Re: [RFC PATCH v3 12/24] x86/mm: Modify ptep_set_wrprotect and pmdp_set_wrprotect for _PAGE_DIRTY_SW
From: Jann Horn <jannh@google.com>
Date: 2018-08-30 16:24:17
Also in:
linux-api, linux-arch, linux-mm, lkml
On Thu, Aug 30, 2018 at 6:09 PM Dave Hansen [off-list ref] wrote:
On 08/30/2018 08:49 AM, Jann Horn wrote:quoted
quoted
@@ -1203,7 +1203,28 @@ static inline pte_t ptep_get_and_clear_full(struct mm_struct *mm, static inline void ptep_set_wrprotect(struct mm_struct *mm, unsigned long addr, pte_t *ptep) { + pte_t pte; + clear_bit(_PAGE_BIT_RW, (unsigned long *)&ptep->pte); + pte = *ptep; + + /* + * Some processors can start a write, but ending up seeing + * a read-only PTE by the time they get to the Dirty bit. + * In this case, they will set the Dirty bit, leaving a + * read-only, Dirty PTE which looks like a Shadow Stack PTE. + * + * However, this behavior has been improved and will not occur + * on processors supporting Shadow Stacks. Without this + * guarantee, a transition to a non-present PTE and flush the + * TLB would be needed. + * + * When change a writable PTE to read-only and if the PTE has + * _PAGE_DIRTY_HW set, we move that bit to _PAGE_DIRTY_SW so + * that the PTE is not a valid Shadow Stack PTE. + */ + pte = pte_move_flags(pte, _PAGE_DIRTY_HW, _PAGE_DIRTY_SW); + set_pte_at(mm, addr, ptep, pte); }I don't understand why it's okay that you first atomically clear the RW bit, then atomically switch from DIRTY_HW to DIRTY_SW. Doesn't that mean that between the two atomic writes, another core can incorrectly see a shadow stack?Good point. This could result in a spurious shadow-stack fault, or allow a shadow-stack write to the page in the transient state. But, the shadow-stack permissions are more restrictive than what could be in the TLB at this point, so I don't think there's a real security implication here.
How about this:
Three threads (A, B, C) run with the same CR3.
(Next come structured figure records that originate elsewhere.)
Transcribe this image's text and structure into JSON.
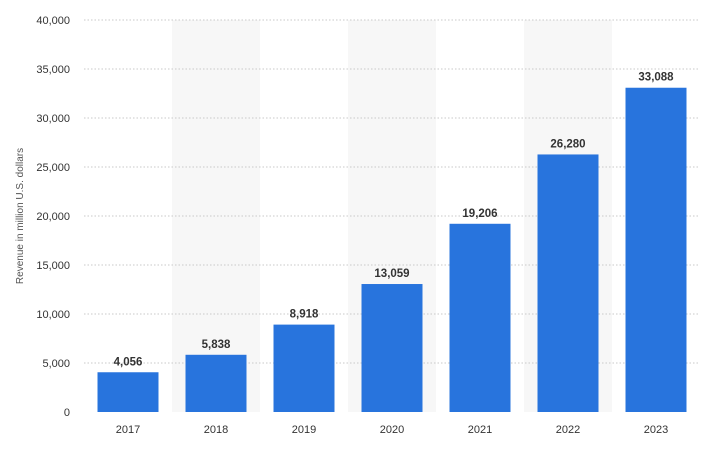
{
  "chart_data": {
    "type": "bar",
    "categories": [
      "2017",
      "2018",
      "2019",
      "2020",
      "2021",
      "2022",
      "2023"
    ],
    "values": [
      4056,
      5838,
      8918,
      13059,
      19206,
      26280,
      33088
    ],
    "value_labels": [
      "4,056",
      "5,838",
      "8,918",
      "13,059",
      "19,206",
      "26,280",
      "33,088"
    ],
    "ylabel": "Revenue in million U.S. dollars",
    "ylim": [
      0,
      40000
    ],
    "yticks": [
      0,
      5000,
      10000,
      15000,
      20000,
      25000,
      30000,
      35000,
      40000
    ],
    "ytick_labels": [
      "0",
      "5,000",
      "10,000",
      "15,000",
      "20,000",
      "25,000",
      "30,000",
      "35,000",
      "40,000"
    ],
    "grid": true,
    "bar_color": "#2874dd",
    "alt_band_color": "#f7f7f7",
    "grid_color": "#c8c8c8"
  }
}
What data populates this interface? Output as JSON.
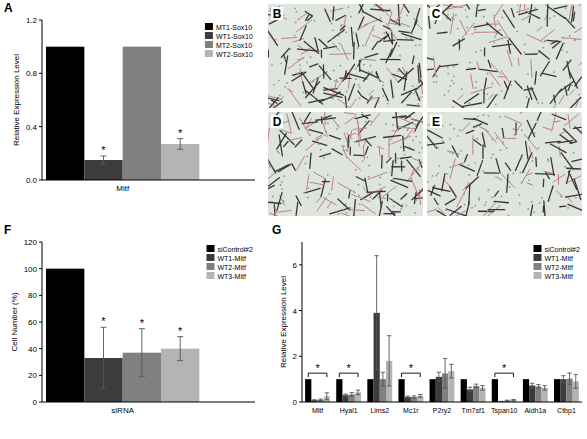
{
  "chart_data": [
    {
      "panel_label": "A",
      "type": "bar",
      "categories": [
        "Mitf"
      ],
      "ylabel": "Relative Expression Level",
      "ylim": [
        0,
        1.2
      ],
      "yticks": [
        {
          "value": 0,
          "label": "0.0"
        },
        {
          "value": 0.4,
          "label": "0.4"
        },
        {
          "value": 0.8,
          "label": "0.8"
        },
        {
          "value": 1.2,
          "label": "1.2"
        }
      ],
      "grid": false,
      "legend": "upper right",
      "series": [
        {
          "name": "MT1-Sox10",
          "color": "#000000",
          "values": [
            1.0
          ],
          "errors": [
            null
          ]
        },
        {
          "name": "WT1-Sox10",
          "color": "#3c3c3c",
          "values": [
            0.15
          ],
          "errors": [
            0.03
          ]
        },
        {
          "name": "MT2-Sox10",
          "color": "#808080",
          "values": [
            1.0
          ],
          "errors": [
            null
          ]
        },
        {
          "name": "WT2-Sox10",
          "color": "#b4b4b4",
          "values": [
            0.27
          ],
          "errors": [
            0.04
          ]
        }
      ],
      "annotations": [
        {
          "text": "*",
          "series": "WT1-Sox10",
          "category": "Mitf"
        },
        {
          "text": "*",
          "series": "WT2-Sox10",
          "category": "Mitf"
        }
      ]
    },
    {
      "panel_label": "F",
      "type": "bar",
      "categories": [
        "siRNA"
      ],
      "ylabel": "Cell Number (%)",
      "ylim": [
        0,
        120
      ],
      "yticks": [
        0,
        20,
        40,
        60,
        80,
        100,
        120
      ],
      "grid": false,
      "legend": "upper right",
      "series": [
        {
          "name": "siControl#2",
          "color": "#000000",
          "values": [
            100
          ],
          "errors": [
            null
          ]
        },
        {
          "name": "WT1-Mitf",
          "color": "#3c3c3c",
          "values": [
            33
          ],
          "errors": [
            23
          ]
        },
        {
          "name": "WT2-Mitf",
          "color": "#808080",
          "values": [
            37
          ],
          "errors": [
            18
          ]
        },
        {
          "name": "WT3-Mitf",
          "color": "#b4b4b4",
          "values": [
            40
          ],
          "errors": [
            9
          ]
        }
      ],
      "annotations": [
        {
          "text": "*",
          "series": "WT1-Mitf",
          "category": "siRNA"
        },
        {
          "text": "*",
          "series": "WT2-Mitf",
          "category": "siRNA"
        },
        {
          "text": "*",
          "series": "WT3-Mitf",
          "category": "siRNA"
        }
      ]
    },
    {
      "panel_label": "G",
      "type": "bar",
      "categories": [
        "Mitf",
        "Hyal1",
        "Lims2",
        "Mc1r",
        "P2ry2",
        "Tm7sf1",
        "Tspan10",
        "Aldh1a",
        "Ctbp1"
      ],
      "ylabel": "Relative Expression Level",
      "ylim": [
        0,
        7
      ],
      "yticks": [
        0,
        2,
        4,
        6
      ],
      "grid": false,
      "legend": "upper right",
      "series": [
        {
          "name": "siControl#2",
          "color": "#000000",
          "values": [
            1,
            1,
            1,
            1,
            1,
            1,
            1,
            1,
            1
          ],
          "errors": [
            null,
            null,
            null,
            null,
            null,
            null,
            null,
            null,
            null
          ]
        },
        {
          "name": "WT1-Mitf",
          "color": "#3c3c3c",
          "values": [
            0.08,
            0.3,
            3.9,
            0.22,
            1.1,
            0.55,
            0.02,
            0.72,
            1.0
          ],
          "errors": [
            0.02,
            0.05,
            2.5,
            0.04,
            0.2,
            0.1,
            0.01,
            0.1,
            0.15
          ]
        },
        {
          "name": "WT2-Mitf",
          "color": "#808080",
          "values": [
            0.1,
            0.33,
            1.0,
            0.22,
            1.25,
            0.7,
            0.06,
            0.68,
            1.02
          ],
          "errors": [
            0.03,
            0.08,
            0.3,
            0.05,
            0.65,
            0.08,
            0.02,
            0.08,
            0.25
          ]
        },
        {
          "name": "WT3-Mitf",
          "color": "#b4b4b4",
          "values": [
            0.25,
            0.42,
            1.8,
            0.27,
            1.35,
            0.62,
            0.08,
            0.62,
            0.9
          ],
          "errors": [
            0.15,
            0.1,
            1.1,
            0.06,
            0.3,
            0.1,
            0.03,
            0.1,
            0.3
          ]
        }
      ],
      "annotations": [
        {
          "text": "*",
          "category": "Mitf"
        },
        {
          "text": "*",
          "category": "Hyal1"
        },
        {
          "text": "*",
          "category": "Mc1r"
        },
        {
          "text": "*",
          "category": "Tspan10"
        }
      ]
    }
  ],
  "images": [
    {
      "label": "B"
    },
    {
      "label": "C"
    },
    {
      "label": "D"
    },
    {
      "label": "E"
    }
  ]
}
1. a dirty+writable PTE is placed directly in front of B's shadow stack.
(this can happen, right? or is there a guard page?)
2. C's TLB caches the dirty+writable PTE.
3. A performs some syscall that triggers ptep_set_wrprotect().
4. A's syscall calls clear_bit().
5. B's TLB caches the transient shadow stack.
[now C has write access to B's transiently-extended shadow stack]
6. B recurses into the transiently-extended shadow stack
7. C overwrites the transiently-extended shadow stack area.
8. B returns through the transiently-extended shadow stack, giving
the attacker instruction pointer control in B.
9. A's syscall broadcasts a TLB flush.
Sure, it's not exactly an easy race and probably requires at least
some black timing magic to exploit, if it's exploitable at all - but
still. This seems suboptimal.
The only trouble is handling the spurious shadow-stack fault. The alternative is to go !Present for a bit, which we would probably just handle fine in the existing page fault code.